Sean B. Carroll, PhD
Professor of Molecular Biology and Genetics
University of Wisconsin
Sean B. Carroll is an award-winning scientist, author, and educator. He is currently Professor of Molecular Biology and Genetics and an Investigator with the Howard Hughes Medical Institute at the University of Wisconsin. His research has centered on the genes that control animal body patterns and play major roles in the evolution of animal diversity. Major discoveries from his laboratory have been featured in TIME, US News & World Report, The New York Times, Discover, and Natural History.
David Heeger, PhD
Professor of Psychology and Neural Science
New York University
David J. Heeger is a Professor of Psychology and Neural Science at New York University. He received his PhD in computer science from the University of Pennsylvania. He was a postdoctoral fellow at MIT, a research scientist at the NASA–Ames Research Center, and an Associate Professor at Stanford before coming NYU. His research spans an interdisciplinary cross-section of engineering, psychology, and neuroscience, the current focus of which is to use functional magnetic resonance imaging (fMRI) and computational theory to quantitatively investigate the relationship between brain and behavior. He was awarded the David Marr Prize in computer vision in 1987, an Alfred P. Sloan Research Fellowship in neuroscience in 1994, the Troland Award in psychology from the National Academy of Sciences in 2002, and the Margaret and Herman Sokol Faculty Award in the Sciences from New York University in 2006.
Dr. Valerie Weiss
Valerie Weiss, a critically-acclaimed, award-winning writer-director-producer, is the founder of PhD Productions. She recently completed her first feature film, Losing Control, a fresh and funny independent comedy about a female scientist who wants proof that her boyfriend is "the one." Losing Control will be released in theaters in early 2012. Dr. Weiss began her writing and directing career while at Princeton where she earned a dual degree in Molecular Biology and Theatre. After Princeton, she founded Harvard University's renowned Dudley Film Program and served as its Filmmaker-in-Residence while earning her PhD in Biophysics at Harvard Medical School. While writing her dissertation, Valerie directed her first film and, two weeks after wrapping production, defended her PhD thesis... and never did another experiment. Shortly thereafter, she moved to Los Angeles, where she completed the American Film Institute (AFI) Directing Workshop for Women and directed the BAFTA-winning short, Transgressions.

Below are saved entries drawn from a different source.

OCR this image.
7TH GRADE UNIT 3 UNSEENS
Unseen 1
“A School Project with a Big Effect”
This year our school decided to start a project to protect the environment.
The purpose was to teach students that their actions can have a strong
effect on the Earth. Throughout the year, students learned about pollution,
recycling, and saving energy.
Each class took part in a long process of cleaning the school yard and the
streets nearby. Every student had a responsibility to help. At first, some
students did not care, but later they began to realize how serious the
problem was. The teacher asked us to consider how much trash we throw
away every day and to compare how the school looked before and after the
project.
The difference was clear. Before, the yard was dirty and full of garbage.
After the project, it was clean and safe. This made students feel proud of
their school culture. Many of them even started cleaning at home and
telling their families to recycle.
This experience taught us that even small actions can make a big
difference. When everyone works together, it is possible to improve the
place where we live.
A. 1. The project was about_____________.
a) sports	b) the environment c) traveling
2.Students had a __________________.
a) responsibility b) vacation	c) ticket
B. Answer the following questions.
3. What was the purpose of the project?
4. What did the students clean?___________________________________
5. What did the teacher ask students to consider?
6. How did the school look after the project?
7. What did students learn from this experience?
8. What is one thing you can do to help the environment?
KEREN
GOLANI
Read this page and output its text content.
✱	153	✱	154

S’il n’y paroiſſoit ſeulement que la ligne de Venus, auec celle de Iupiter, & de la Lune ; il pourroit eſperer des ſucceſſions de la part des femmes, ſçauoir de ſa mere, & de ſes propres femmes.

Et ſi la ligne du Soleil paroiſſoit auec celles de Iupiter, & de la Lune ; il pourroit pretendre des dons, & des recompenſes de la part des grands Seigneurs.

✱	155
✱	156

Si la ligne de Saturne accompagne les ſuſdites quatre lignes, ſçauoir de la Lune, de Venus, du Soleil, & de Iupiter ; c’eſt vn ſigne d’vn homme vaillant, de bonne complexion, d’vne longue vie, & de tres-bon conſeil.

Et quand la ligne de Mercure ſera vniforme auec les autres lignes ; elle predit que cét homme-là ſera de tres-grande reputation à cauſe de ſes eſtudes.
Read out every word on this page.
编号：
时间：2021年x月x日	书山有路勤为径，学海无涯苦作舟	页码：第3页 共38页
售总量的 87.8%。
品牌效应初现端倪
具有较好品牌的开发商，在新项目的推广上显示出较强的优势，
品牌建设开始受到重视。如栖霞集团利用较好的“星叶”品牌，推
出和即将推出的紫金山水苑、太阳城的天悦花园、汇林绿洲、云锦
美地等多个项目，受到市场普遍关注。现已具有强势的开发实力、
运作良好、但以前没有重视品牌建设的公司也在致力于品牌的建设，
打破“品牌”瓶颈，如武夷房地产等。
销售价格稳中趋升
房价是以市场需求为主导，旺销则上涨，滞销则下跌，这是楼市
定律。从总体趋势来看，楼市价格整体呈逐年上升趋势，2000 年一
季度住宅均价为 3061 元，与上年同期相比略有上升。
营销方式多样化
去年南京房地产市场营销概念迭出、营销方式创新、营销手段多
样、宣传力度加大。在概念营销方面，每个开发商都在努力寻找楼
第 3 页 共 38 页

In addition to her work as a scientist and a filmmaker, Valerie has appeared on the L'Oreal For Women in Science: Shaping A New Image Panel, where she spoke alongside astronaut Sally Ride about the importance that film and television will play in reshaping our image of women scientists. She also participated on the Newsweek Advisory Committee for its Women in Leadership issue.
Valerie is currently developing her next two film projects, Overstuffed and Positively Negative, and resides in Los Angeles with her husband and two young daughters.
Darcy Kelley, PhD
Darcy Kelley studies vocal communication focusing on molecular, behavioral and evolutionary mechanisms that underlie the exquisite match between hearing and specific vocalizations. Using molecular, genomic and highly sophisticated physiological methods, she has identified sex-specific structures, neural circuits and interactive vocal behaviors that shaped by the expression of sex steroids and their receptors in African clawed frogs. In addition to the research program in her laboratory, she has a long-standing interest in the portrayal of science in theater and films. Dr. Kelley serves as a scientific consultant for the EST Sloan Project and has been a jurist for the Tribeca, Sundance and Imagine Film festivals and a panelist at the Tribeca Film Institute Sloan Science Summit, Sundance, Imagine, and East Hampton Film Festivals.